PARC Abstract, 2005
Abstract (July, 2005 Update)
The main objective of PARC is to both define and confirm the genetic contribution to the large inter-individual variability in the effects statin drugs on cardiovascular disease risk. To address this objective, we have assembled a multidisciplinary team with expertise in genomics, statistical genetics and informatics, clinical pharmacology and cardiology, laboratory measurements of cardiovascular risk factors, and epidemiology.
Progress
To date PARC has focused on identifying associations of statin responsiveness with single nucleotide polymorphisms (SNPs) in candidate genes involved in pathways mediating effects of statin treatment on cardiovascular risk, as well as systems modulating statin pharmacokinetics. The analyses have been based on measurements of lipoproteins and other cardiovascular risk markers in a cohort of 944 Caucasians and African-Americans who were treated with simvastatin 40 mg/day in a carefully supervised six-week trial. Linkage disequilibrium analysis of SNPs identified in a total of 78 genes was used to determine 891 tag sites that were genotyped in the first half of the cohort. Confirmation of the positive associations as well as testing of additional candidate genes is now being carried out in the second half of the cohort (>700 sites in 60 genes). In addition, we have completed pilot studies of pharmacogenetics of blood pressure response to ACE inhibitors in two study cohorts. In total, these studies will result in deposits in the PharmGKB database of nearly 800,000 individual genotypes as well as the measured phenotypes from both the statin and ACE inhibitor trials.
Experimental Plans
In the next phase of PARC we will extend our investigation of statin pharmacogenetics to a series of analyses based on a genome-wide approach for identifying SNPs that are associated with clinically relevant laboratory measurements of statin response. These measures include LDL and HDL subfractions, indices of cholesterol synthesis and absorption, and inflammatory markers. Critical elements of this effort will be to test associations of SNPs with responses to several of the most widely used statins in both African-Americans and Caucasians, to test for significant pair-wise genotype associations, to replicate results in multiple cohorts, including a large clinical practice population, and ultimately to test associations of the most informative SNPs with clinical cardiac endpoints in several of the largest statin trials.

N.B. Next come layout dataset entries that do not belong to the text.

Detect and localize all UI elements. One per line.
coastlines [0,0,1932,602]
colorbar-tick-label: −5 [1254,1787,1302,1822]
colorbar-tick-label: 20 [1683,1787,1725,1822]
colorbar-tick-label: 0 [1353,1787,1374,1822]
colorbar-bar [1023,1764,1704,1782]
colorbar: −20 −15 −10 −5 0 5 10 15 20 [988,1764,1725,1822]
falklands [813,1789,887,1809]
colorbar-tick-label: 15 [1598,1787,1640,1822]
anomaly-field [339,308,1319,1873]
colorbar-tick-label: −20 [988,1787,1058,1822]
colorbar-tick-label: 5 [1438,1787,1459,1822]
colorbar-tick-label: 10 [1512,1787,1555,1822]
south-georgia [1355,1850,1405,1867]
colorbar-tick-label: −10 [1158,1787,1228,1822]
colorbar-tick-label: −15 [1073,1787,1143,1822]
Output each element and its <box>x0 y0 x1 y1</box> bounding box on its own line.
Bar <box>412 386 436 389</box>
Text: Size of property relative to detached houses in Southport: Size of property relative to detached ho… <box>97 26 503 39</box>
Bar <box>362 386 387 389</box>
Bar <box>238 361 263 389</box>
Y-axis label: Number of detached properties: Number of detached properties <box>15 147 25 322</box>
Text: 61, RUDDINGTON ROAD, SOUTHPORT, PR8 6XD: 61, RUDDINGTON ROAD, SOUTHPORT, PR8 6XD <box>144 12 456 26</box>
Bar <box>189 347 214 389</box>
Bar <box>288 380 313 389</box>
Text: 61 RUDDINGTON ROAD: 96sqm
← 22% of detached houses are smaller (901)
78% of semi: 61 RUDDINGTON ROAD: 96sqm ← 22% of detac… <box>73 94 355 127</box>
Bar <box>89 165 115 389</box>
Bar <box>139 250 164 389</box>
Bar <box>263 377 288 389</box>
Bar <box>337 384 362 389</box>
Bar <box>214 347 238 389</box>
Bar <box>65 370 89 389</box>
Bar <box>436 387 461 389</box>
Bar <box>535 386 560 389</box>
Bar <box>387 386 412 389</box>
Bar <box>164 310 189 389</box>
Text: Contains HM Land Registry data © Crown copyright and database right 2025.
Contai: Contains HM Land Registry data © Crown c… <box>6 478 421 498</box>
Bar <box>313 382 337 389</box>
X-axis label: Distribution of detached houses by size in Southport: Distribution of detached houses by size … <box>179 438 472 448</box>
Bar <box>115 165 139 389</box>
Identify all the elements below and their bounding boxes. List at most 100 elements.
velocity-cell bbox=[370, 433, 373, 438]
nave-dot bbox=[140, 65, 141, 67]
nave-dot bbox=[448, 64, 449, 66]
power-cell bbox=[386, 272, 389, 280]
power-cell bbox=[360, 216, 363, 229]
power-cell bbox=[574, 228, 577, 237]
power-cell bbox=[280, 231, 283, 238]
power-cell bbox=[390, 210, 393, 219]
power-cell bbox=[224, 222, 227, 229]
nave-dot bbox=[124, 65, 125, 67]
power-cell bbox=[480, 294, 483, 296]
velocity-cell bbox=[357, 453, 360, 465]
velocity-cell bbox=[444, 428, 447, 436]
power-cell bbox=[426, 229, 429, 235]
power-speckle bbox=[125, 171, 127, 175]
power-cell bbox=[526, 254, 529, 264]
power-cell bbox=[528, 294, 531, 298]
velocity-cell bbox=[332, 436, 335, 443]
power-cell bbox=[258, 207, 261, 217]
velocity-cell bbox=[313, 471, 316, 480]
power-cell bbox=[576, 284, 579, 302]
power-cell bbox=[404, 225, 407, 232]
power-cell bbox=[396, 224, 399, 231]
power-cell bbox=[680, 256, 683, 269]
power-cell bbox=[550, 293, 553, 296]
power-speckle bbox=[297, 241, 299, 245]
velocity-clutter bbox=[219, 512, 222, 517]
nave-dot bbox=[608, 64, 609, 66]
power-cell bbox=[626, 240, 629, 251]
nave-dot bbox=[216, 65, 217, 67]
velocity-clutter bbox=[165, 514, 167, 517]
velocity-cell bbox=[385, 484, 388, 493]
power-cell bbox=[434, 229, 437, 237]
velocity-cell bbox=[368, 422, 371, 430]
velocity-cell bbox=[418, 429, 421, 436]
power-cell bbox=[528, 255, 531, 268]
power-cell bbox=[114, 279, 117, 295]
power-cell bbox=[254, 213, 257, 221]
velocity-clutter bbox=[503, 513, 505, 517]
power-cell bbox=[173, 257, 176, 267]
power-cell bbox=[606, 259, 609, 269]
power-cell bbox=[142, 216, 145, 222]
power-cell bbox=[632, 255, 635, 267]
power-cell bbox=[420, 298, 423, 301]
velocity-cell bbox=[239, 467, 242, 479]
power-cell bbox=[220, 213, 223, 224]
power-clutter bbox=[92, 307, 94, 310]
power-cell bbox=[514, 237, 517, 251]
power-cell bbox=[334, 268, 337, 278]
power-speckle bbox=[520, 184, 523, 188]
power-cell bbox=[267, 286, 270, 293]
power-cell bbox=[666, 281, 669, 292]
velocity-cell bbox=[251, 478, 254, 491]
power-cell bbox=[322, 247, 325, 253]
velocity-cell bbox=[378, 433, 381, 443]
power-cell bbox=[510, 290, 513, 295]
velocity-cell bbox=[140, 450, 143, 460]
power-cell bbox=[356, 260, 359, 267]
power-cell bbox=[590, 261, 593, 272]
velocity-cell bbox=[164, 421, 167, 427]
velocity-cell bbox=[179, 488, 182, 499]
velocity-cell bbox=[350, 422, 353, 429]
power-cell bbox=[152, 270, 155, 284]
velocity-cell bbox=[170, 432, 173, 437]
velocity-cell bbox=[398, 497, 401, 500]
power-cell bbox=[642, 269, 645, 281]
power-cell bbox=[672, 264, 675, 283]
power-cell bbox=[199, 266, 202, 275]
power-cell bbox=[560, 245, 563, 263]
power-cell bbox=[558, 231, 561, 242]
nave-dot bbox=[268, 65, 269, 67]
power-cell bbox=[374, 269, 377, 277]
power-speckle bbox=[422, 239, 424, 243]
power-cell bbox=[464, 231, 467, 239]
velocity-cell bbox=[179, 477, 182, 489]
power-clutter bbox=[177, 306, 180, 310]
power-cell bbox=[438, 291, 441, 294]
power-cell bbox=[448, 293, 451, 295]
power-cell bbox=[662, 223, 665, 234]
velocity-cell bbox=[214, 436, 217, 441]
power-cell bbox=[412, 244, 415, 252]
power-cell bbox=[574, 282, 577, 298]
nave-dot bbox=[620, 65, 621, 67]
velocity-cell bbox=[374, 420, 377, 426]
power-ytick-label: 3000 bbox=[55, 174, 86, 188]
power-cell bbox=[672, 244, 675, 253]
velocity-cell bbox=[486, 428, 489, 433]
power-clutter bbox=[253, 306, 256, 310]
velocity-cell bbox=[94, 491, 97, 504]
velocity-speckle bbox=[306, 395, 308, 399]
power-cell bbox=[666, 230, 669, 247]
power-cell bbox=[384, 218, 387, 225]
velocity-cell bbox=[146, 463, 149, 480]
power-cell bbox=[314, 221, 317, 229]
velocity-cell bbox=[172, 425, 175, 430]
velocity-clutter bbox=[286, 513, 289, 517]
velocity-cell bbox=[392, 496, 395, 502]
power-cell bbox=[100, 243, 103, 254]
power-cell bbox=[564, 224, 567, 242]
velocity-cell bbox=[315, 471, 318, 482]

Initial analyses in 1,000 Caucasian subjects from trials of simvastatin (PARC) or pravastatin (PRINCE) will be based on a panel of 250,000 genome-wide SNPs (Aim 1). Confirmatory analyses in the remaining 1,000 subjects in PARC and PRINCE, as well as additional cohorts treated with rosuvastatin (Aim 2) and atorvastatin (Aim 3), involving a total of ~10,000 subjects, will yield a panel of 1,100 SNPs most consistently associated with variation in statin response of LDL cholesterol and other phenotypes. In addition, the genome-wide SNP panel along with candidate gene SNPs will be used to identify those associated with statin-related myopathy in 150 cases vs. 300 matched controls. Genomic resequencing of the 50 genes most strongly associated in Aims 2 and 3 with statin-induced reductions in LDL cholesterol and other informative phenotypes will identify allelic variants in a total of 48 Caucasians and 48 African-American randomly selected from the highest and lowest 5% of the distributions of these phenotypes in the respective ethnic groups (Aim 4). Finally, these SNPs will be tested for associations with both laboratory phenotypes and clinical cardiovascular outcomes (Aim 5). This systematic and sequential multicohort design provides both adequate statistical power and the critical ability to minimize false positive results, features that are essential for a successful genome-wide association study.
In summary, this program presents a comprehensive approach for determining effects of specific genotypes on clinically meaningful variations in responsiveness to the class of drugs most widely used to prevent cardiovascular disease.